Producer Guirgis has revealed that Bannon is no longer talking to her following the film’s premiere at Sundance earlier this year, and it clearly isn’t the puff piece he perhaps anticipated. For Klayman, in the room when he both addressed far-right audiences in America and in his more frank conversations, the surprise is that he remained so consistent, the worry for her lying in the fact that it transpires Steve Bannon isn’t actually playing to the gallery, he does actually think all those things.
She says now: “If you found yourself watching and your eyebrows going up, mine were too. Bannon is self-aware and self-deprecating, but he was often saying things that were more revealing than he intended. I thought he would try to work me more in the in-between times, try to distance himself from some of the more extreme positions or conspiracy theories, but I found even with the camera off, he still talked about those things.
“He could have pretended he thought things more my way, but if anything he was more conspiracy-minded. If he had tried to play me, I would have done things differently.
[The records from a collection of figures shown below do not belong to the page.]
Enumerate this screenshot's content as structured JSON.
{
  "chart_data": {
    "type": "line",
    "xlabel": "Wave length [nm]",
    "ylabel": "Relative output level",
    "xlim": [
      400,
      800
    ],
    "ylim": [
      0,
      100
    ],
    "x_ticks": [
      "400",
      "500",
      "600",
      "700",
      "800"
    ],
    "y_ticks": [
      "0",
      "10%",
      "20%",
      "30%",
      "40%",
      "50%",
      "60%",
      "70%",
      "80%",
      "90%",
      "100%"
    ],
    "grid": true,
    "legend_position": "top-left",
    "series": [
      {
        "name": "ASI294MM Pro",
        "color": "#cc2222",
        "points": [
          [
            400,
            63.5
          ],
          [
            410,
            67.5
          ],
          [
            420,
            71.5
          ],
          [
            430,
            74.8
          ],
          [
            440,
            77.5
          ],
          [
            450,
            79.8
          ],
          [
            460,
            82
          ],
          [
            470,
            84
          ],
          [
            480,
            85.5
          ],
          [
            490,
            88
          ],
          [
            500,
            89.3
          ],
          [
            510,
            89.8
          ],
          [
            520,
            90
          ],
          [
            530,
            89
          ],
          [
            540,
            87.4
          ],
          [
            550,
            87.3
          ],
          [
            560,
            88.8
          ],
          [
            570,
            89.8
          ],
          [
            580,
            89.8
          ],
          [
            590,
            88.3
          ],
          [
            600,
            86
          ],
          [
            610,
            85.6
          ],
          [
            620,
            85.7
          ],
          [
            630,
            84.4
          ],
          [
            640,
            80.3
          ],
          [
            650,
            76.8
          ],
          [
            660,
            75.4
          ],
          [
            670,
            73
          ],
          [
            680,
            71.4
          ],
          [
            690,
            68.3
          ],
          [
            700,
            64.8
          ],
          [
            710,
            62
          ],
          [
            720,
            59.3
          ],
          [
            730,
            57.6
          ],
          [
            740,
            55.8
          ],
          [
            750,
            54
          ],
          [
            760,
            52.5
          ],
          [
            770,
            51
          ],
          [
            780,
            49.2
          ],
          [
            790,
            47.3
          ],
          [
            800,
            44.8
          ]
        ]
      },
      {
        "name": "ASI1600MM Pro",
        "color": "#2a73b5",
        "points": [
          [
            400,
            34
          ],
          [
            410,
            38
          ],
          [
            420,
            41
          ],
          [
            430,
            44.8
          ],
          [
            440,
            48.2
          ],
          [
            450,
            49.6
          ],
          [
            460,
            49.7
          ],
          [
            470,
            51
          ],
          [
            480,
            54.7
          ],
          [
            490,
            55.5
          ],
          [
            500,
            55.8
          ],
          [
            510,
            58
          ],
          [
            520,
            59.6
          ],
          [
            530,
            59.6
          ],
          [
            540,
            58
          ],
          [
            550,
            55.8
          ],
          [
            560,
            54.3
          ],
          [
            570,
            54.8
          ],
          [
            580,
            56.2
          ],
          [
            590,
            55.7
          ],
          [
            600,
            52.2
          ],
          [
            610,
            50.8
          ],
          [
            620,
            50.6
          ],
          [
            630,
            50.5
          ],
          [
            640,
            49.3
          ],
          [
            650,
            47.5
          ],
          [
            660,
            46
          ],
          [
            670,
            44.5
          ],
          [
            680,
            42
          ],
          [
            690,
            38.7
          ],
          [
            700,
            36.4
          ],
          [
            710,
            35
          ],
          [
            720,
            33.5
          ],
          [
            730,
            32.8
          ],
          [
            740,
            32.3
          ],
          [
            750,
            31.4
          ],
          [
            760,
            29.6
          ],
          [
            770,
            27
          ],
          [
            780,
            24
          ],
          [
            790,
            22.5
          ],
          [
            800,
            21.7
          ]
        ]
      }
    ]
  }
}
I’m surprised he didn’t try to seem more reasonable.”
13 months in anyone’s intimate company is bound to create a nuanced view, but it seems all that time with Steve Bannon has done little to shake Klayman’s conviction he is on the wrong side of history.
“I think he’s a force for bad, but in some ways he’s being propelled by very classic, pre-existing forces and structures –relying on hate, fear and anger, and proposing cruelty, xenophobia and exclusion as a way to improve people’s lives, that’s an old story.
“Even more troubling is the way he is very much part of the mainstream Republican Party, of corporate wealth, who he keeps company with and who is supporting him.”
‘The Brink’ has been criticised in some parts for lending the oxygen of publicity to an already over-exposed zealot, but for Klayman, it’s about “getting the receipts”.
She says: “It may conform to precisely what you think these people stand for or what they do, but to really see exactly the form it takes, to know that you have seen it with your own eyes is really important.
“Ultimately, it’s a film that leaves audiences with better questions than when they started. It’s more of a proper look at what’s going on so we can ask, how can we use this information to fight the fight better?”
The Brink opens in UK cinemas and is available on demand on the 12th of July.